Even though my mother has brushed her teeth, her whole being still smells like cigarettes. I settle in next to her and think about how she might seem so much younger if she didn't smoke or if she ran errands in workout clothes and a ponytail like some of the other mothers, instead of jeans and high heels and lots of makeup. Sometimes I leave magazine pages around the house with pictures of "On-the-Go Celebrity Moms" who look fit in yoga pants and shop at a store called Whole Foods, but Viva doesn't get the hint.
"Whaddaya say we take our spending money and have ourselves some of that lobster tomorrow night?" she asks in a gravelly voice.
Nodding into her chest, I curl against her shape.
"Didn't that place look yum? We could get dressed up, you could get a Shirley Temple, I could get a nice wine. We can people watch. You'd like that, wouldn't you?"

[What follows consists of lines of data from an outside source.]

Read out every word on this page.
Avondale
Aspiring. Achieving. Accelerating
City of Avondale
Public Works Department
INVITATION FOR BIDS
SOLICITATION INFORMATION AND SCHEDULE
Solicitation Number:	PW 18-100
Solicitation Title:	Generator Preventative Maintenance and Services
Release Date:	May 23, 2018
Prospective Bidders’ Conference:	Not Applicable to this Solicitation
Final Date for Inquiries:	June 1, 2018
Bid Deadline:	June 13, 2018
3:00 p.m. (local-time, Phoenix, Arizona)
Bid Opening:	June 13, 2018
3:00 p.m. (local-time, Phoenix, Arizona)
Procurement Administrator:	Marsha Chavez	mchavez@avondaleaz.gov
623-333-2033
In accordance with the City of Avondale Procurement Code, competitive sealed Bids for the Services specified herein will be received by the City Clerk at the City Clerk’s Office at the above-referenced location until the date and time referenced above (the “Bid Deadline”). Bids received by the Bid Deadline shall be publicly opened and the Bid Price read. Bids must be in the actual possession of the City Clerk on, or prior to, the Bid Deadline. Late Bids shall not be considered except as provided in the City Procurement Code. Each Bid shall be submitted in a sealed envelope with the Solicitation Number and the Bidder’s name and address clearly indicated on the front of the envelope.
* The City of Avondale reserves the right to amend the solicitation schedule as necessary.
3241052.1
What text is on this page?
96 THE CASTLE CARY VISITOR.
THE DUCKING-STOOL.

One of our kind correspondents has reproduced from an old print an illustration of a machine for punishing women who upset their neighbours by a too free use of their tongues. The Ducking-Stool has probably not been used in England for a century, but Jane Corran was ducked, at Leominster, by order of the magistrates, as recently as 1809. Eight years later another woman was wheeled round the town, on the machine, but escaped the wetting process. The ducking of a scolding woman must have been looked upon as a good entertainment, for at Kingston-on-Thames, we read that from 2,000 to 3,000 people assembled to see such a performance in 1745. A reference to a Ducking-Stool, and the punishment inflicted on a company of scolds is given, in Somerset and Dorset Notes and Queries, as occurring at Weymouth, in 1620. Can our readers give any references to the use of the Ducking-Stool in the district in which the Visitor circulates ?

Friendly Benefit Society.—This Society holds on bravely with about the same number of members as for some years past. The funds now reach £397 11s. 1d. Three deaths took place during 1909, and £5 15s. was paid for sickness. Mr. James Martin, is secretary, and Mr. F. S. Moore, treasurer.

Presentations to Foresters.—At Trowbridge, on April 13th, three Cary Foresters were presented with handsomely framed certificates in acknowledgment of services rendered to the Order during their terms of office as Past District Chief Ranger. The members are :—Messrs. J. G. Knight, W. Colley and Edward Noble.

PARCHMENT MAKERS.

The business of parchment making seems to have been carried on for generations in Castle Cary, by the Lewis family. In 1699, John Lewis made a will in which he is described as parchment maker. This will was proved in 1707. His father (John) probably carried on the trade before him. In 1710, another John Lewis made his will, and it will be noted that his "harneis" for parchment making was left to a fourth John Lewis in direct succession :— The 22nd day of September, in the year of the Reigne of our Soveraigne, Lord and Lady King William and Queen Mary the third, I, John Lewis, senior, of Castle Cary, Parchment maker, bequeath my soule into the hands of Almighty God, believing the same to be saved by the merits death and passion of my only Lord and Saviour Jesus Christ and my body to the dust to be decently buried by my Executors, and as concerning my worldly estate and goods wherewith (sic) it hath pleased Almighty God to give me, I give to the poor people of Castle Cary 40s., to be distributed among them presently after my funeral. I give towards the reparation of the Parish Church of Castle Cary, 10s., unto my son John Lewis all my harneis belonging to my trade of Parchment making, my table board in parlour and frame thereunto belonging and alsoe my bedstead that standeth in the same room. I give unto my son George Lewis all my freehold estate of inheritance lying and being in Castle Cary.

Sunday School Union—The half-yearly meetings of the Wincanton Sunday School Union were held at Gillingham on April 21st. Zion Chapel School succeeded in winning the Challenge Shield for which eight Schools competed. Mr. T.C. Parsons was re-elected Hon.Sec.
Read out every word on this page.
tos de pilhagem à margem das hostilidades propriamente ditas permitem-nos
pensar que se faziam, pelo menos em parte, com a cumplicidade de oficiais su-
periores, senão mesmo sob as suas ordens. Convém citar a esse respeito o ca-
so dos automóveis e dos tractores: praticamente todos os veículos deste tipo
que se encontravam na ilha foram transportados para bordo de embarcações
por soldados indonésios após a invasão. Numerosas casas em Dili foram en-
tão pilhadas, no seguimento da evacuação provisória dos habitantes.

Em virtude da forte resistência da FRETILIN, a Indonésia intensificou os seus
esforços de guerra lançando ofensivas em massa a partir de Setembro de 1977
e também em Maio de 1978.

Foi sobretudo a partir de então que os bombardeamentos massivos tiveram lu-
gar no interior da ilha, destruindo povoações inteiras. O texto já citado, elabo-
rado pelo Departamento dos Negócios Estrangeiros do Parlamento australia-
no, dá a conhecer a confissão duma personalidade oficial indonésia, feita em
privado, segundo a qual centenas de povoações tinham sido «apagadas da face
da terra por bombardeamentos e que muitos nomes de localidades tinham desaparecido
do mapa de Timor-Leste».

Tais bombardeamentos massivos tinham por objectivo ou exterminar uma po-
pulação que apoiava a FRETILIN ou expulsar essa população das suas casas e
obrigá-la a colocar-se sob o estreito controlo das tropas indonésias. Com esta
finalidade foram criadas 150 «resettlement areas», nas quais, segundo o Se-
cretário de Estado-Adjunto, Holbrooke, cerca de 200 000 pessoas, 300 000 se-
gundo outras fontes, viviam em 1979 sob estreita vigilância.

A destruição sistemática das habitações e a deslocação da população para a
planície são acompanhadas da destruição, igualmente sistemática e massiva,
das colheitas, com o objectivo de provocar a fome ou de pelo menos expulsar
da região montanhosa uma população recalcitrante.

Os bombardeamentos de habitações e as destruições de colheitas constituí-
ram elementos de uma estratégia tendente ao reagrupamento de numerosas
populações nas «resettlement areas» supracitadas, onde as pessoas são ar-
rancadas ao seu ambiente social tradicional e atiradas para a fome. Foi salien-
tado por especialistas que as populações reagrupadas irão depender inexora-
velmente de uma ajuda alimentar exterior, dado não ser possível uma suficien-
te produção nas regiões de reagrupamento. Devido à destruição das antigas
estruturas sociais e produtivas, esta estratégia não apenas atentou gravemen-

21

The name Shirley Temple makes me cringe. I don't think my mother even remembers half the things she says when she's angry.
"Oh, I know what else we could do," she says soothingly as she reaches for her laptop. Inside her T-shirt, her heavy, loose boobs fall toward the mattress.
When my first movie came out, critics called me the "next Tatum O'Neal." Since I didn't know who that was, Doris told us to study Tatum O'Neal in a movie called Paper Moon. That's what Doris said — not "watch" but "study." That made it sound real important. Right away, I didn't think I'd like the movie because it was in black and white. But when I took a good look at Tatum mouthing off line after line after line without missing a beat, I could've sworn that she was in color. I've studied Paper Moon so many times that I know all of Tatum's lines. She's the best actor in the movie, even better than her own dad, who's in it, too.
To be honest, I would've been happy to be called just an okay actor instead of the next Tatum O'Neal. Critics really put the pressure on.